A. Proses produksi di dalam pabrik gula 1) Pemilihan bahan baku Sebelum melakukan proses produksi, hal pertama yang dilakukan adalah proses pemilihan bahan baku. Bahan baku salah satunya diperoleh melalui perkebunan sendiri yang dikelola oleh perusahaan dengan bekerjasama dengan masyarakat. Perkebunan tersebut diawasi mulai dari proses penanaman, pemanenan, serta pengolahannya sebelum diolah menjadi gula. Adapun cara pemilihan bahan baku yang baik adalah tebu yang layak dijadikan bahan produksi , persyaratannya antara lain: Tebu yang tua Rasanya Manis Mempunyai kadar gula yang tinggi, yaitu maksimal 9% dan minimal 7% 2) Proses produksi gula Ada beberapa tahapan dalam proses produksi gula, yaitu : Ekstraksi Tahap pertama pengolahan adalah ekstraksi jus atau sari tebu.

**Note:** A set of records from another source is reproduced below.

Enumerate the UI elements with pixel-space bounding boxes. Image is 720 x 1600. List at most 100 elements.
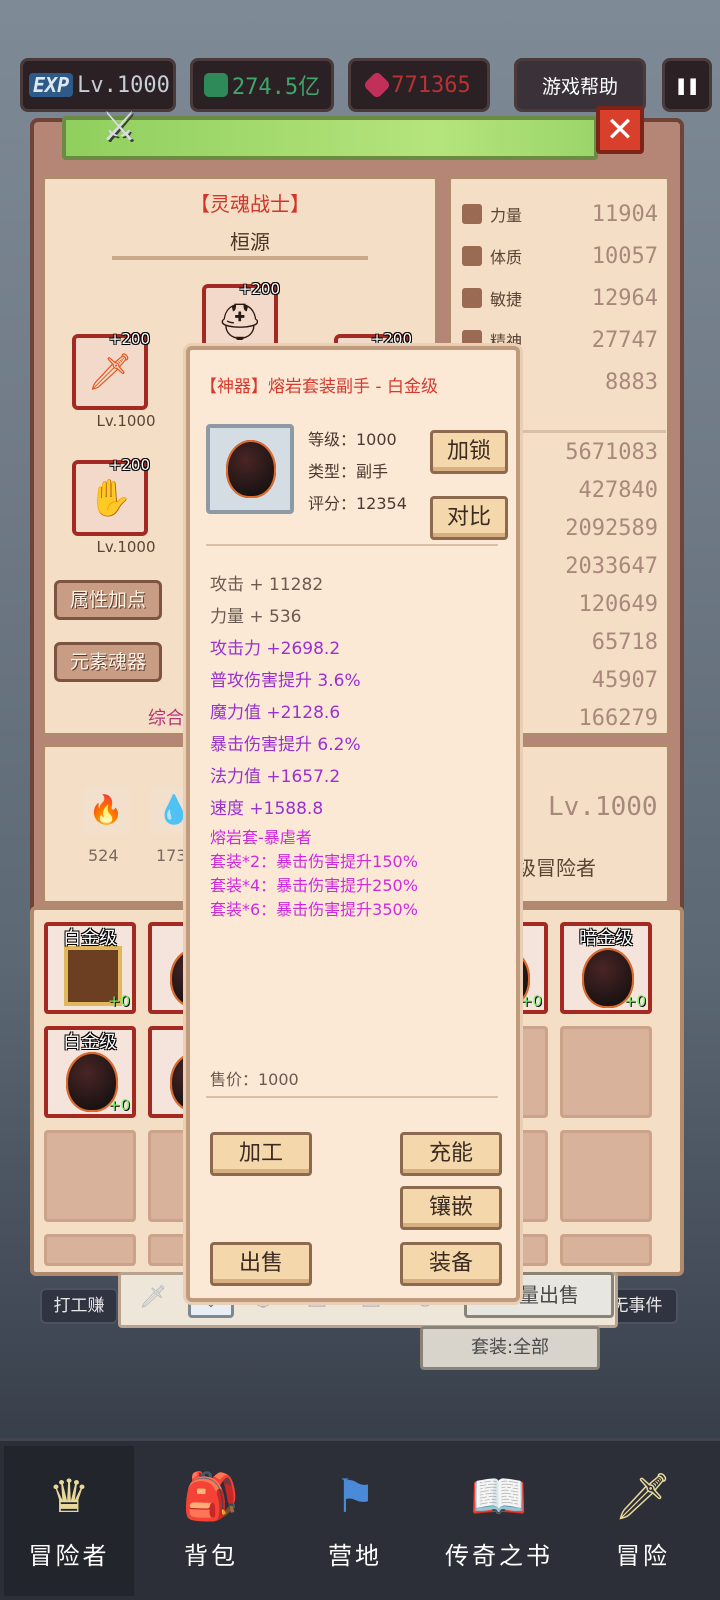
pause-icon: ❚❚ [674, 73, 700, 97]
base-attr: 力量 + 536 [210, 607, 302, 627]
enhance-level: +200 [238, 280, 280, 298]
set-bonus: 套装*6：暴击伤害提升350% [210, 900, 418, 919]
helmet-icon: ⛑ [217, 302, 263, 343]
nav-adventure[interactable]: 🗡 冒险 [578, 1446, 708, 1596]
bonus-attr: 魔力值 +2128.6 [210, 703, 341, 723]
attribute-points-button[interactable]: 属性加点 [54, 580, 162, 620]
lock-button[interactable]: 加锁 [430, 430, 508, 474]
base-attr: 攻击 + 11282 [210, 575, 324, 595]
sword-icon: 🗡 [613, 1469, 673, 1523]
compare-button[interactable]: 对比 [430, 496, 508, 540]
character-level: Lv.1000 [548, 792, 658, 822]
inlay-button[interactable]: 镶嵌 [400, 1186, 502, 1230]
backpack-icon: 🎒 [182, 1469, 240, 1523]
book-icon: 📖 [470, 1469, 528, 1523]
crossed-swords-icon: ⚔ [101, 104, 137, 150]
stat-value: 45907 [591, 668, 658, 693]
gem-display: 771365 [348, 58, 490, 112]
gloves-slot[interactable]: ✋ +200 [72, 456, 150, 536]
inventory-item[interactable]: 白金级 +0 [44, 1026, 136, 1118]
inventory-item[interactable]: 白金级 +0 [44, 922, 136, 1014]
stat-value: 427840 [578, 478, 658, 503]
element-soul-button[interactable]: 元素魂器 [54, 642, 162, 682]
exp-badge: EXP [29, 73, 74, 97]
gold-amount: 274.5亿 [231, 75, 321, 100]
inventory-empty-slot[interactable] [560, 1130, 652, 1222]
lava-offhand-icon [226, 440, 276, 498]
sell-price: 售价：1000 [210, 1070, 299, 1089]
nav-camp[interactable]: ⚑ 营地 [290, 1446, 420, 1596]
bonus-attr: 攻击力 +2698.2 [210, 639, 341, 659]
nav-backpack[interactable]: 🎒 背包 [146, 1446, 276, 1596]
item-enhance: +0 [623, 992, 646, 1010]
inventory-empty-slot[interactable] [44, 1234, 136, 1266]
divider [206, 544, 498, 546]
item-title: 【神器】熔岩套装副手 - 白金级 [200, 377, 438, 397]
enhance-level: +200 [108, 330, 150, 348]
equip-button[interactable]: 装备 [400, 1242, 502, 1286]
inventory-empty-slot[interactable] [560, 1026, 652, 1118]
total-score-label: 综合 [148, 708, 184, 729]
pause-button[interactable]: ❚❚ [662, 58, 712, 112]
item-score: 评分：12354 [308, 494, 407, 513]
sword-icon: 🗡 [139, 1285, 167, 1310]
gem-amount: 771365 [391, 72, 471, 98]
character-name: 桓源 [230, 230, 270, 254]
crown-helmet-icon: ♛ [48, 1469, 90, 1523]
stat-value: 166279 [578, 706, 658, 731]
bonus-attr: 普攻伤害提升 3.6% [210, 671, 361, 691]
item-enhance: +0 [107, 992, 130, 1010]
stat-value: 120649 [578, 592, 658, 617]
item-enhance: +0 [107, 1096, 130, 1114]
bonus-attr: 法力值 +1657.2 [210, 767, 341, 787]
divider [206, 1096, 498, 1098]
ruby-icon [363, 70, 392, 100]
process-button[interactable]: 加工 [210, 1132, 312, 1176]
set-bonus: 套装*4：暴击伤害提升250% [210, 876, 418, 895]
gauntlet-icon: ✋ [87, 478, 133, 519]
character-class: 【灵魂战士】 [190, 192, 310, 216]
stat-value: 2033647 [565, 554, 658, 579]
work-earn-button[interactable]: 打工赚 [40, 1288, 118, 1324]
inventory-empty-slot[interactable] [560, 1234, 652, 1266]
set-filter-dropdown[interactable]: 套装:全部 [420, 1326, 600, 1370]
heart-icon [462, 246, 482, 266]
close-icon: ✕ [605, 110, 635, 150]
gold-display: 274.5亿 [190, 58, 334, 112]
stat-value: 5671083 [565, 440, 658, 465]
stat-value: 2092589 [565, 516, 658, 541]
item-rarity: 白金级 [63, 1032, 117, 1053]
set-bonus: 套装*2：暴击伤害提升150% [210, 852, 418, 871]
flame-sword-icon: 🗡 [87, 352, 133, 393]
nav-legend-book[interactable]: 📖 传奇之书 [434, 1446, 564, 1596]
strength-icon [462, 204, 482, 224]
fire-orb-icon: 🔥 [82, 786, 130, 834]
item-rarity: 白金级 [63, 928, 117, 949]
fire-orb-count: 524 [88, 846, 119, 865]
bonus-attr: 速度 +1588.8 [210, 799, 324, 819]
charge-button[interactable]: 充能 [400, 1132, 502, 1176]
item-rarity: 暗金级 [579, 928, 633, 949]
nav-adventurer[interactable]: ♛ 冒险者 [4, 1446, 134, 1596]
camp-banner-icon: ⚑ [334, 1469, 376, 1523]
stat-constitution: 体质 10057 [462, 240, 658, 272]
inventory-item[interactable]: 暗金级 +0 [560, 922, 652, 1014]
item-enhance: +0 [519, 992, 542, 1010]
sell-button[interactable]: 出售 [210, 1242, 312, 1286]
item-level: 等级：1000 [308, 430, 397, 449]
slot-level: Lv.1000 [96, 538, 156, 556]
boot-icon [462, 288, 482, 308]
inventory-empty-slot[interactable] [44, 1130, 136, 1222]
bonus-attr: 暴击伤害提升 6.2% [210, 735, 361, 755]
emerald-icon [203, 73, 228, 97]
stat-strength: 力量 11904 [462, 198, 658, 230]
stat-value: 65718 [591, 630, 658, 655]
set-name: 熔岩套-暴虐者 [210, 828, 312, 847]
divider [112, 256, 368, 260]
tab-weapon[interactable]: 🗡 [130, 1278, 176, 1318]
slot-level: Lv.1000 [96, 412, 156, 430]
close-button[interactable]: ✕ [596, 106, 644, 154]
enhance-level: +200 [108, 456, 150, 474]
game-help-button[interactable]: 游戏帮助 [514, 58, 646, 112]
weapon-slot[interactable]: 🗡 +200 [72, 330, 150, 410]
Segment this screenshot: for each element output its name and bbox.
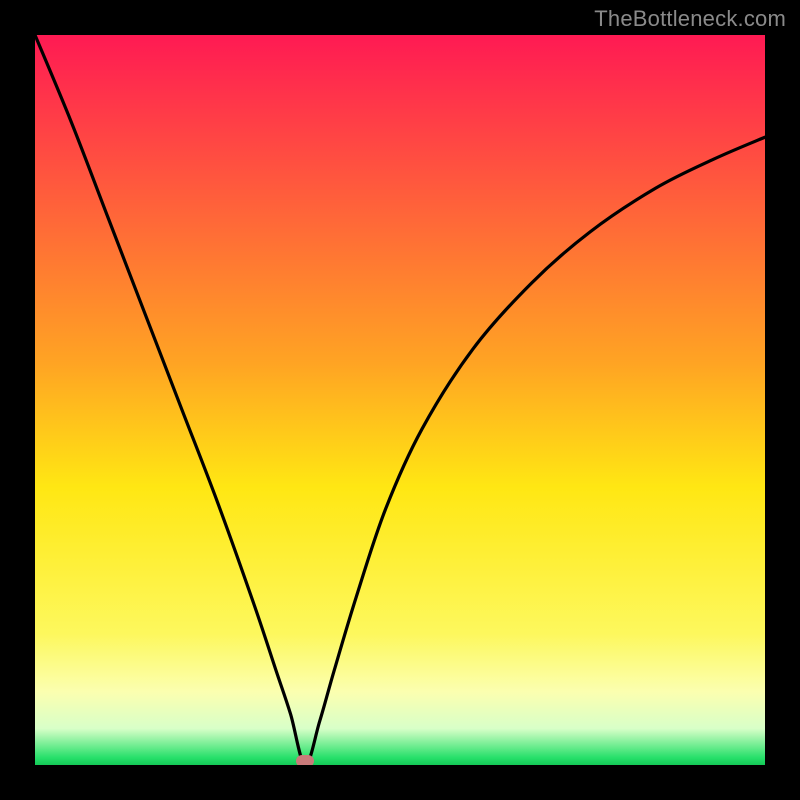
chart-frame: TheBottleneck.com: [0, 0, 800, 800]
watermark-text: TheBottleneck.com: [594, 6, 786, 32]
minimum-marker: [296, 755, 314, 765]
plot-area: [35, 35, 765, 765]
deviation-curve: [35, 35, 765, 765]
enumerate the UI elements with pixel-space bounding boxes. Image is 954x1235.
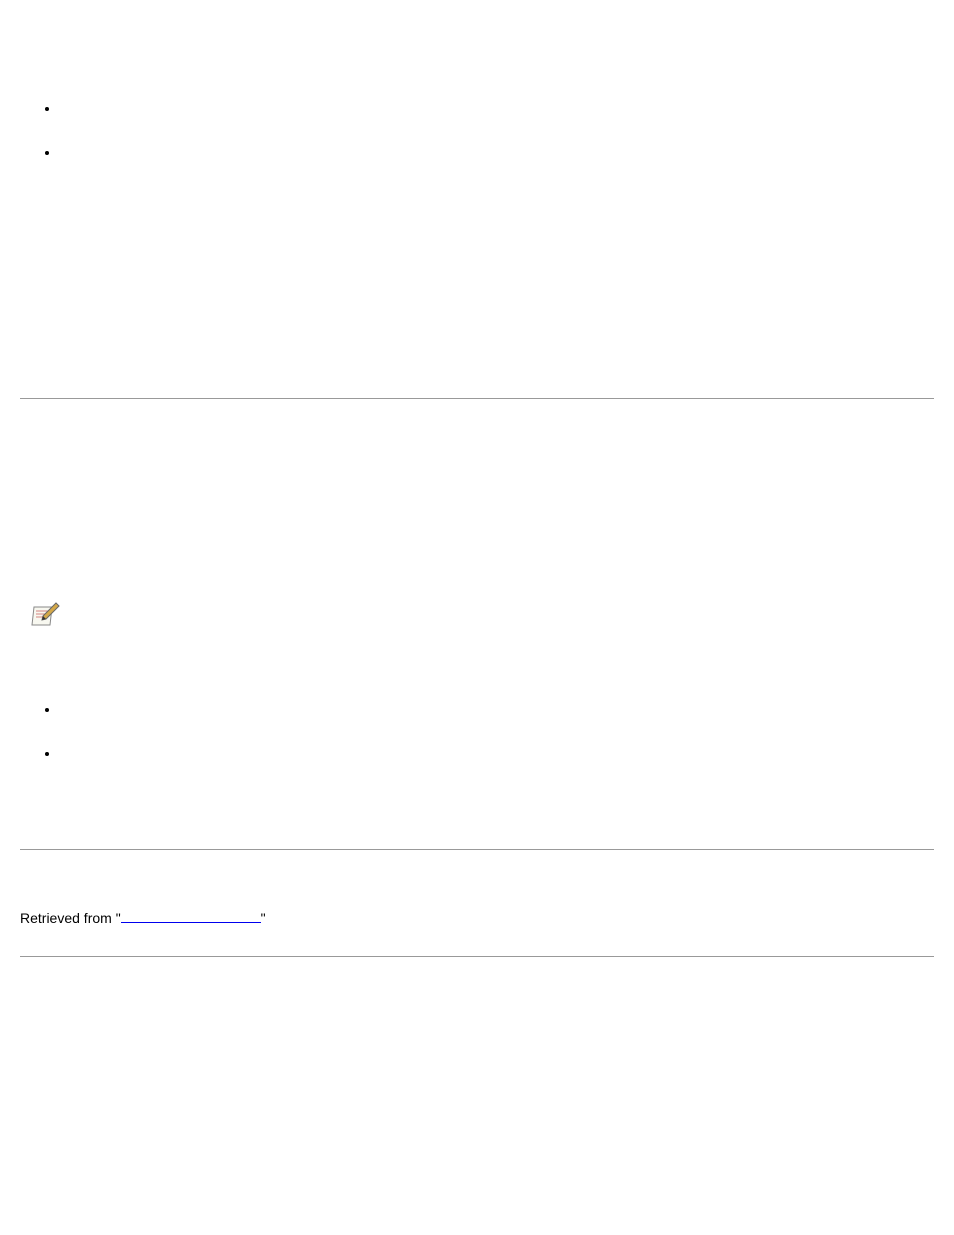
divider <box>20 956 934 957</box>
bullet-list-1 <box>20 100 934 160</box>
divider <box>20 849 934 850</box>
note-pencil-icon <box>30 599 62 631</box>
retrieved-prefix: Retrieved from " <box>20 910 121 926</box>
retrieved-link[interactable] <box>121 922 261 923</box>
bullet-list-2 <box>20 701 934 761</box>
list-item <box>60 100 934 116</box>
divider <box>20 398 934 399</box>
list-item <box>60 701 934 717</box>
retrieved-suffix: " <box>261 910 266 926</box>
list-item <box>60 144 934 160</box>
list-item <box>60 745 934 761</box>
retrieved-from: Retrieved from " " <box>20 910 934 926</box>
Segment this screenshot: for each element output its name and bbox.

Pada proses ini, tebu dihancurkan dalam sebuah serial penggiling putar yang berukuran besar. Cairan tebu manis dikeluarkan dan serat tebu dipisahkan, untuk selanjutnya digunakan di mesin pemanas (boiler). Pengendapan (liming) kotoran dengan kapur Liming adalah proses pembersihan jus hasil ekstraksi dengan menggunakan semacam kapur (slaked lime) yang akan mengendapkan sebanyak mungkin kotoran untuk kemudian kotoran ini dapat dikirim kembali ke lahan. Penguapan/ evaporasi Setelah mengalami proses liming, jus dikentalkan menjadi sirup dengan cara menguapkan air menggunakan uap panas dalam suatu proses yang dinamakan evaporasi.

Pendidihan/ kristalisasi

Pada tahap akhir pengolahan, sirup ditempatkan ke dalam panci yang sangat besar untuk dididihkan. Di dalam panci ini sejumlah air diuapkan sehingga kondisi untuk pertumbuhan kristal gula tercapai. Penyimpanan Gula kasar yang dihasilkan akan membentuk gunungan coklat lengket selama penyimpanan dan terlihat lebih menyerupai gula coklat lunak yang sering dijumpai di dapurdapur rumah tangga. Gula ini sebenarnya sudah dapat digunakan, tetapi karena kotor dalam penyimpanan dan memiliki rasa yang berbeda maka gula ini biasanya tidak diinginkan orang.Oleh karena itu gula ini dimurnikan lebih lanjut. Afinasi Tahap pertama pemurnian gula yang masih kasar adalah pelunakan dan pembersihan lapisan cairan induk yang melapisi permukaan Kristal. Karbonatasi Tahap ini bertujuan untuk membersihkan cairan dari berbagai padatan yang menyebabkan cairan gula keruh. Pada tahap ini beberapa komponen warna juga akan ikut hilang. Karbonatasi dapat diperoleh dengan menambahkan kapur/ lime [kalsium hidroksida, Ca(OH)2] Penghilangan warna/ Decolorization Salah satunya dengan menggunakan karbon teraktivasi granular activated carbon, (GAC) yang mampu menghilangkan hampir seluruh zat warna. Pendidihan Sejumlah air diuapkan di dalam panci sampai pada keadaan yang tepat untuk tumbuhnya kristal gula. Kristal-kristal tersebut kemudian dikeringkan dengan udara panas sebelum dikemas dan/ atau disimpan siap untuk didistribusikan. Pengolahan sisa/ Recovery Proses ini bertujuan untuk membuat gula dengan mutu yang setara dengan gula kasar hasil pembersihan setelah afinasi. Proses ini menghasilkan Produk yang biasanya diolah lebih lanjutmenjadi pakan ternak atau dikirim ke pabrik fermentasi seperti misalnya pabrik penyulingan alkohol.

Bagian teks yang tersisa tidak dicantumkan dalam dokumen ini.